Some systems have both — integrated graphics for light tasks and power efficiency, and a dedicated GPU that kicks in for demanding workloads. Laptops from major manufacturers commonly ship with this dual-GPU setup, and the OS or driver software typically manages which one is active at any given moment.

Drivers: The Part People Often Overlook

Knowing your GPU model is only half the picture. Your GPU driver is the software that makes it work properly with your operating system and applications. NVIDIA, AMD, and Intel each maintain their own driver update tools:

  • NVIDIA: GeForce Experience or direct downloads from nvidia.com
  • AMD: Radeon Software (Adrenalin Edition)
  • Intel: Intel Driver & Support Assistant

An outdated driver can cause display glitches, poor performance, or outright crashes — particularly after a major Windows update or when running a newly released game.

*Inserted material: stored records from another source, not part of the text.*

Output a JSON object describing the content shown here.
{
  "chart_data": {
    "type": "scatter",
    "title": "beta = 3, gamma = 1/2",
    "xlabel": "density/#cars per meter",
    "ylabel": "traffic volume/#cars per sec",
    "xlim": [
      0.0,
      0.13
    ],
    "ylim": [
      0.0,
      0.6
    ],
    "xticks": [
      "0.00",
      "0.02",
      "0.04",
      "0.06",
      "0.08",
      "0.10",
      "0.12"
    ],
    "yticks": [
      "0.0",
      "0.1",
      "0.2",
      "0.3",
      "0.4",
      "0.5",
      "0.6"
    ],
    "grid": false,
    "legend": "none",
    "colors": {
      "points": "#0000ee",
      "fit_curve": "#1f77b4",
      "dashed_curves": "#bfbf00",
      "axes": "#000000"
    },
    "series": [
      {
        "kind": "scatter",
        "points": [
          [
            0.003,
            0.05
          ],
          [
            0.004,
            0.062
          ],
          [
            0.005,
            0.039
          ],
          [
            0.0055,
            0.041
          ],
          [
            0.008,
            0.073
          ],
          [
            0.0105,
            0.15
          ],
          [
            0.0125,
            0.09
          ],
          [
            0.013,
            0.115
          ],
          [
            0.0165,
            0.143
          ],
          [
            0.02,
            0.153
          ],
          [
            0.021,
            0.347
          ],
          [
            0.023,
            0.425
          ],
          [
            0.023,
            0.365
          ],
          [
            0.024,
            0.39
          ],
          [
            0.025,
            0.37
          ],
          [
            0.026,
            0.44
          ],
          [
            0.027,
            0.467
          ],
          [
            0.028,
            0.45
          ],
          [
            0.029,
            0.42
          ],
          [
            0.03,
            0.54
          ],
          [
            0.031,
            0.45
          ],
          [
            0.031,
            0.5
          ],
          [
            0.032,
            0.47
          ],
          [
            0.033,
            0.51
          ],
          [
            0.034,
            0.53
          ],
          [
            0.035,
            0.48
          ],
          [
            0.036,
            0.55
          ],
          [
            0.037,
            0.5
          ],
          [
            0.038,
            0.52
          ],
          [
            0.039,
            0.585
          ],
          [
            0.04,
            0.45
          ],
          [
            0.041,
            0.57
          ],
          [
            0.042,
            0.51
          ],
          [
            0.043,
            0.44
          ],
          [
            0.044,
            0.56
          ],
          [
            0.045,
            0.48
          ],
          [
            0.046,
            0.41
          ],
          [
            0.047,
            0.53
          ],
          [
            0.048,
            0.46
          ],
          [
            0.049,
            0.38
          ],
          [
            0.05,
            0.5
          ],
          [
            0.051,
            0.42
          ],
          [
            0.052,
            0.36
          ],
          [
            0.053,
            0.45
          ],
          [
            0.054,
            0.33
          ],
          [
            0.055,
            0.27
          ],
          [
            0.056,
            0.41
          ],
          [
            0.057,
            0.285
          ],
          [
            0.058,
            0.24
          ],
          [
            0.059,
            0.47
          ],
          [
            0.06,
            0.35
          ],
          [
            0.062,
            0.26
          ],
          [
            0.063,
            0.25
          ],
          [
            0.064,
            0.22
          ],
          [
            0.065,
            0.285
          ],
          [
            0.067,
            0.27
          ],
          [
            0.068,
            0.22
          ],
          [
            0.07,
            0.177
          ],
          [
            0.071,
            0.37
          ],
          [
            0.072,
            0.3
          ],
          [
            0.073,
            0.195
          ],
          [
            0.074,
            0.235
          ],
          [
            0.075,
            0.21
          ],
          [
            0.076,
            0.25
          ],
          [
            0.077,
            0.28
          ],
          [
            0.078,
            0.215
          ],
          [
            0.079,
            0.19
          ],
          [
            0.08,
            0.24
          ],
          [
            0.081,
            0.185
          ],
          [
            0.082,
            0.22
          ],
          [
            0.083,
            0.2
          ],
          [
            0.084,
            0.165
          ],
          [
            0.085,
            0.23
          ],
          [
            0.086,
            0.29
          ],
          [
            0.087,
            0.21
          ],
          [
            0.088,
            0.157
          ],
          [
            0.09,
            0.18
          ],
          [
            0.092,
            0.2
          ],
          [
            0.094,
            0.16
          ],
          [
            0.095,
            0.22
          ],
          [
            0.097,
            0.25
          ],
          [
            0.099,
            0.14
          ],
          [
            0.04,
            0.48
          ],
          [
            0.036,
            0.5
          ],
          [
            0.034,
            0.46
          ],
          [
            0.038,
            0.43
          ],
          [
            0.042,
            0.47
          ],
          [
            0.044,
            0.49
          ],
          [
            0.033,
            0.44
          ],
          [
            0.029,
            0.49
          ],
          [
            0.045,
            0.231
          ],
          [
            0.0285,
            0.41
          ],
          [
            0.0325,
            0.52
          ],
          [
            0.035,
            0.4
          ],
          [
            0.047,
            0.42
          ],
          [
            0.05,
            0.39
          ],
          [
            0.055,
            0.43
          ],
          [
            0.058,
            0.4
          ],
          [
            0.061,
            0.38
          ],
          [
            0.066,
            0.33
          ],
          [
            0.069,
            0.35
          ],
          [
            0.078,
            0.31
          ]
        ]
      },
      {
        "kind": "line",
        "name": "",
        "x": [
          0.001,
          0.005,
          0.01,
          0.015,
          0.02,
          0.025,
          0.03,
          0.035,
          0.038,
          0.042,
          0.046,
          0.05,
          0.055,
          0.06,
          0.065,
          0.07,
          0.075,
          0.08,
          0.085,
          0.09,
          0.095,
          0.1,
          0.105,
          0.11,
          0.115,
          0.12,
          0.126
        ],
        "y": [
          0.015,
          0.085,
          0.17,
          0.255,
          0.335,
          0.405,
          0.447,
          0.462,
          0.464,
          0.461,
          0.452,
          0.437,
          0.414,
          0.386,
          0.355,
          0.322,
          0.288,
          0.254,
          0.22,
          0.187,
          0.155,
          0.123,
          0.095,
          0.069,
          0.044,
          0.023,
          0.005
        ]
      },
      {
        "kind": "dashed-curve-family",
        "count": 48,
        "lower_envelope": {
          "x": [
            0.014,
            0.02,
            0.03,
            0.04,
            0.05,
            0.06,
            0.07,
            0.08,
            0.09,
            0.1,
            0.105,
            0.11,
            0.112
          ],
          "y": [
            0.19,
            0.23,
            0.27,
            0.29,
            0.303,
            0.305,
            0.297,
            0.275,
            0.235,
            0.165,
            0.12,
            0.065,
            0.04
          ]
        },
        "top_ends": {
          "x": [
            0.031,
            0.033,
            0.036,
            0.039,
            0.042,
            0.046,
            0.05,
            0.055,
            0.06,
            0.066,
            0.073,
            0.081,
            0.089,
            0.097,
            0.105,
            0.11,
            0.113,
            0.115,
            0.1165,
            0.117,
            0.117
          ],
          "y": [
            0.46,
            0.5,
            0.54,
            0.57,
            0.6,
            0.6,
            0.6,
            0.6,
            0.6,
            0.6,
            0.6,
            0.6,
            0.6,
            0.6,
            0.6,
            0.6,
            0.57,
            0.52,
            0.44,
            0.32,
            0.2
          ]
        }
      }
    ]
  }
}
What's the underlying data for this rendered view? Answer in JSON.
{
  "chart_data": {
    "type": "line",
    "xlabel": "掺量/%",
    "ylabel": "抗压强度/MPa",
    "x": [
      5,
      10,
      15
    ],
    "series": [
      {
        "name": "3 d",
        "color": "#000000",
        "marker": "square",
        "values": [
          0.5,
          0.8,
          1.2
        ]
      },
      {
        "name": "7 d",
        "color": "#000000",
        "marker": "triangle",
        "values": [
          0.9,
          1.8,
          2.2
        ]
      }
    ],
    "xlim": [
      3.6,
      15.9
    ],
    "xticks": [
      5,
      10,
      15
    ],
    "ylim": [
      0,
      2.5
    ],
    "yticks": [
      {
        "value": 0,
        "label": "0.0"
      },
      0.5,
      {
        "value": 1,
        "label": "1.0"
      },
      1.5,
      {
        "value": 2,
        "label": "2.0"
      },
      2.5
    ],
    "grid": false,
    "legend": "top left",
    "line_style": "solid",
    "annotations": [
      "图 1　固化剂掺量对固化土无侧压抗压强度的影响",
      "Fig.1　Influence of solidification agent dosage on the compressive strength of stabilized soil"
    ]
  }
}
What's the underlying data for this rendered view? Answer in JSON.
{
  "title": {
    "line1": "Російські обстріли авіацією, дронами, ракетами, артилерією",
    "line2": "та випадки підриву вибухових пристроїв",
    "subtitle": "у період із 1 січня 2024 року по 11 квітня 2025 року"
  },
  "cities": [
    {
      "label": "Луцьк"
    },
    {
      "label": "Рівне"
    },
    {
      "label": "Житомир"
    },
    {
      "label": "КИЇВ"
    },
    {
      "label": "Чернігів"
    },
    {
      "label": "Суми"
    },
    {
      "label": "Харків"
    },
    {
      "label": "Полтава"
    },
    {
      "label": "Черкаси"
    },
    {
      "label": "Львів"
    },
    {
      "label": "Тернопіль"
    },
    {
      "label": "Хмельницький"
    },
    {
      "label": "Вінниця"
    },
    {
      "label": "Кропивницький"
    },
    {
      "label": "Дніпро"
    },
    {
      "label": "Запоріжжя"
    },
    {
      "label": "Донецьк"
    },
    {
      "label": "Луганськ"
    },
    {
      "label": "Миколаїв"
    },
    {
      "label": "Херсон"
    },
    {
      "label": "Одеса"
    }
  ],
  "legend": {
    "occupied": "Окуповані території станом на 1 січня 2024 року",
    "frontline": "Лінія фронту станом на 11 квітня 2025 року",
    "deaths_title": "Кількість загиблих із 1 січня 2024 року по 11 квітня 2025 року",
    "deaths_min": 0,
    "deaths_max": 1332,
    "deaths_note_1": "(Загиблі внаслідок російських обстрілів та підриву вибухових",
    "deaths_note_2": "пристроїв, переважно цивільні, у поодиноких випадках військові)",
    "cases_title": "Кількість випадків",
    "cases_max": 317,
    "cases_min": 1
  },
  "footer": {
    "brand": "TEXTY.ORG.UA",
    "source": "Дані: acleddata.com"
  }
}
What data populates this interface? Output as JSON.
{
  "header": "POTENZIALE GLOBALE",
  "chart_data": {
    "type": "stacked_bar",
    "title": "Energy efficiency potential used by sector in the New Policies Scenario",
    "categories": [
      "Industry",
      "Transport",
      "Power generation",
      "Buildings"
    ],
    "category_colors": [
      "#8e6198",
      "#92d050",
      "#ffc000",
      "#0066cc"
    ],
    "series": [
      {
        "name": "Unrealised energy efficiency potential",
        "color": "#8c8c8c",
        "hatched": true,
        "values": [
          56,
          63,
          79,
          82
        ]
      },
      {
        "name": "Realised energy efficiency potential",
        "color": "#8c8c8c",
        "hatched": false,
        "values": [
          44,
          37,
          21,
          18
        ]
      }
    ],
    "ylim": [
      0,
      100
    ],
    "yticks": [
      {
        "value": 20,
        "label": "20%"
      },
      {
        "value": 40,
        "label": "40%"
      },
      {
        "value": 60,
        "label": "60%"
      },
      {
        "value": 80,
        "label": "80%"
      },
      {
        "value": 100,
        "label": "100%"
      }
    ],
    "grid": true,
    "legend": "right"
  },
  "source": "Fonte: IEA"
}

The Variables That Shape What This Information Means for You

🔍 What you find when you check your GPU will mean different things depending on your situation. A system showing an integrated Intel GPU is fine for everyday productivity but may struggle with 3D rendering or modern games. A dedicated NVIDIA or AMD card with 8GB or more of VRAM is in a different tier entirely — but even within dedicated GPUs, there's an enormous range from entry-level to professional-grade hardware.

Whether the GPU you have is adequate, marginal, or well beyond what you need depends entirely on what you're trying to do — the software you run, the resolution you work at, and how much performance headroom matters to you. The specs are just the starting point; how they map to your actual workload is a separate question.